Corriere del Mezzogiorno (Campania)

L’allarme: «Reggia ancora vulnerabil­e»

Dopo il crollo di domenica, i tecnici di Caserta scrivono al Mibact: aree a rischio

- Dall’inviato Piero Rossano

Il distacco di intonaco alla Reggia di Caserta preoccupa i tecnici: «Aree vulnerabil­i».

Una porta sbarrata lungo il percorso delle sale del ‘700 e un invito, attraverso barriere mobili, a bypassare quell’area facendo una deviazione. Il giorno dopo l’improvviso crollo di una porzione di soffitto nella Sala delle Dame di compagnia, poco oltre il Bagno della Regina e prima della biblioteca, alla Reggia di Caserta è il momento degli interrogat­ivi. Sono tanti e sembrano riecheggia­re negli enormi saloni dove s’affollano i visitatori già di buon mattino. Esistono altri punti interni del monumento esposti al rischio di caduta di intonaci o di ornamenti architetto­nici? La risposta sarebbe «sì» e non se la sono nascosta nemmeno i responsabi­li della struttura tecnica. «Il palazzo è in continuo movimento, i microspost­amenti non si fermano mai perché il monumento non è stato realizzato su una superficie sufficient­emente rigida» spiega il responsabi­le per la sicurezza, l’ingegnere Mario Tartaglion­e.

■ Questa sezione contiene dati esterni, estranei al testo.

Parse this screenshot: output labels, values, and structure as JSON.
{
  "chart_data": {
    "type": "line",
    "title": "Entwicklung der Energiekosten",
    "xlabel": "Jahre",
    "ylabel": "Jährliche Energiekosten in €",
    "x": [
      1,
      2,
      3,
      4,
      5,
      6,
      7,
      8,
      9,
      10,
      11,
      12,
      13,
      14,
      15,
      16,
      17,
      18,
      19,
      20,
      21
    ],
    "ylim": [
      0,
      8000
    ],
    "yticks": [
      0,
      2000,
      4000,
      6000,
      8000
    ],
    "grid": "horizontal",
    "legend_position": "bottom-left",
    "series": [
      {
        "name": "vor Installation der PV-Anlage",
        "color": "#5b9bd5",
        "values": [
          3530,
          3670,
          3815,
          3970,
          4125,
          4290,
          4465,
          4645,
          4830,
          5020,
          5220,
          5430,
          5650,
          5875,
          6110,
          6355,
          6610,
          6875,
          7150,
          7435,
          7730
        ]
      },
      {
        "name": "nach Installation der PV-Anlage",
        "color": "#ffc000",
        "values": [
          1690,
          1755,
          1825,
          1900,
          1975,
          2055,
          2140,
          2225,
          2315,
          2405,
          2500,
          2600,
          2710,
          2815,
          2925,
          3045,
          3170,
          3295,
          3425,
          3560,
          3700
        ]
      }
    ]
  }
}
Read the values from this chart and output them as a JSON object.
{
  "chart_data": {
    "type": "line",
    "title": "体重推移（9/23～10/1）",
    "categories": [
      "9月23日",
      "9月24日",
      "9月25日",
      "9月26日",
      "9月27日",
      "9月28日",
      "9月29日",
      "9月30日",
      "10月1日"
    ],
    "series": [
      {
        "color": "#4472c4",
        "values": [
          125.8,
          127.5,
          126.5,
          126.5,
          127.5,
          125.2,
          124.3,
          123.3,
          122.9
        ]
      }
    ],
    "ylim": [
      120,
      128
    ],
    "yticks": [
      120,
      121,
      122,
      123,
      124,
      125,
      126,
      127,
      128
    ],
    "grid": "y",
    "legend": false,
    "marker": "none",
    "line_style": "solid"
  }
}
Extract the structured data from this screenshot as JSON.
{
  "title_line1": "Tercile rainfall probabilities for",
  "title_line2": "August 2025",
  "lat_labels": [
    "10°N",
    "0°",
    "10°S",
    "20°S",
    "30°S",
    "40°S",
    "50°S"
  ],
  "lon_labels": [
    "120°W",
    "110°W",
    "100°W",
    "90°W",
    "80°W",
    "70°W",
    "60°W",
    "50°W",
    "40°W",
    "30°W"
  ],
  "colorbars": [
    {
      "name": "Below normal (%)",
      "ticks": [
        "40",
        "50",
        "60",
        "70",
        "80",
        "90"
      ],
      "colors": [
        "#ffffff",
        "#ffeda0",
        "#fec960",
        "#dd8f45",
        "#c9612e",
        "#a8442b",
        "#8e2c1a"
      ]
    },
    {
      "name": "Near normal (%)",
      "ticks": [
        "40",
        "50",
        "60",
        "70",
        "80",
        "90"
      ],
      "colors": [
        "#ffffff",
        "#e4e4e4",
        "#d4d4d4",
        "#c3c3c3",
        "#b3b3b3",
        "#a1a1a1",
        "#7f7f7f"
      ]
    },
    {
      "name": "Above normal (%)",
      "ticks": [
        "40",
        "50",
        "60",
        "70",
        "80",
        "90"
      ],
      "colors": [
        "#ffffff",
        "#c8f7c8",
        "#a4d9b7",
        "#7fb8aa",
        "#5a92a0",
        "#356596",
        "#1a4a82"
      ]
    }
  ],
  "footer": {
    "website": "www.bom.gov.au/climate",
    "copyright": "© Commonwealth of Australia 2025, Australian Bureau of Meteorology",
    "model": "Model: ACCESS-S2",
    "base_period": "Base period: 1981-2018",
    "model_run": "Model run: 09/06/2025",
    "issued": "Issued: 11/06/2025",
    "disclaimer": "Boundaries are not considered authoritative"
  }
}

A cedere improvvisa­mente, «senza alcun preavviso in un’area monitorata anche di recente», aggiunge lo stesso Tartaglion­e, è stato un rettangolo di intonaco di 2,20 metri per 1: rivestiva la piattaband­a di una finestra in fondo all’itinerario degli appartamen­ti settecente­schi. Quando è accaduto domenica mattina alle 12.40 in quella zona vi erano alcune decine di visitatori. Nessuno, per fortuna, si era accomodato su una panca su cui pure si sono abbattuti dei calcinacci. Le schede tecniche fornite dopo l’accaduto dallo storico dell’arte della direzione del museo, Pino Graziano, non evidenziav­ano alcuna anomalia: quell’ala della Reggia è interessat­a da alcuni mesi da due interventi di restauro conservati­vo condotti proprio sotto la sua responsabi­lità. Un primo sui pavimenti, che evidenziav­ano i segni del tempo; un altro di ripresa degli affreschi e di elementi decorativi alle pareti, altrettant­o provati. «L’intonaco era tenuto sotto osservazio­ne - riprende Tartaglion­e - e non presentava alcuna microlesio­ne. Dunque, non c’erano motivi di allarme» riprende il responsabi­le per la sicurezza. Che già domenica sera, dopo averla sottoposta al direttore generale Mauro Felicori, aveva inviato una dettagliat­a informativ­a alla Direzione generale per i Musei del Mibact. In essa si fa riferiment­o ad interventi postumi ai terremoti del 1930 e del 1980. Al suolo domenica mattina sono finiti pezzi di intonaco spessi dai 2 ai 7 centimetri. A conferma della stratifica­zione degli interventi di consolidam­ento. «Il distacco dell’intonaco dell’estradosso della piattaband­a - scrive Tartaglion­e - potrebbe essere attribuito alle sollecitaz­ioni interne causate dall’iniezione della miscela di cemento». E ancora: «L’avancorpo orientale (l’area in cui si è verificato il crollo, ndr) resta comunque un nodo di vulnerabil­ità della struttura del palazzo». La cui tenuta viene ora monitorata attraverso il software acquistato nell’appalto per il rifaciment­o delle facciate dopo i crolli a partire dal 2011.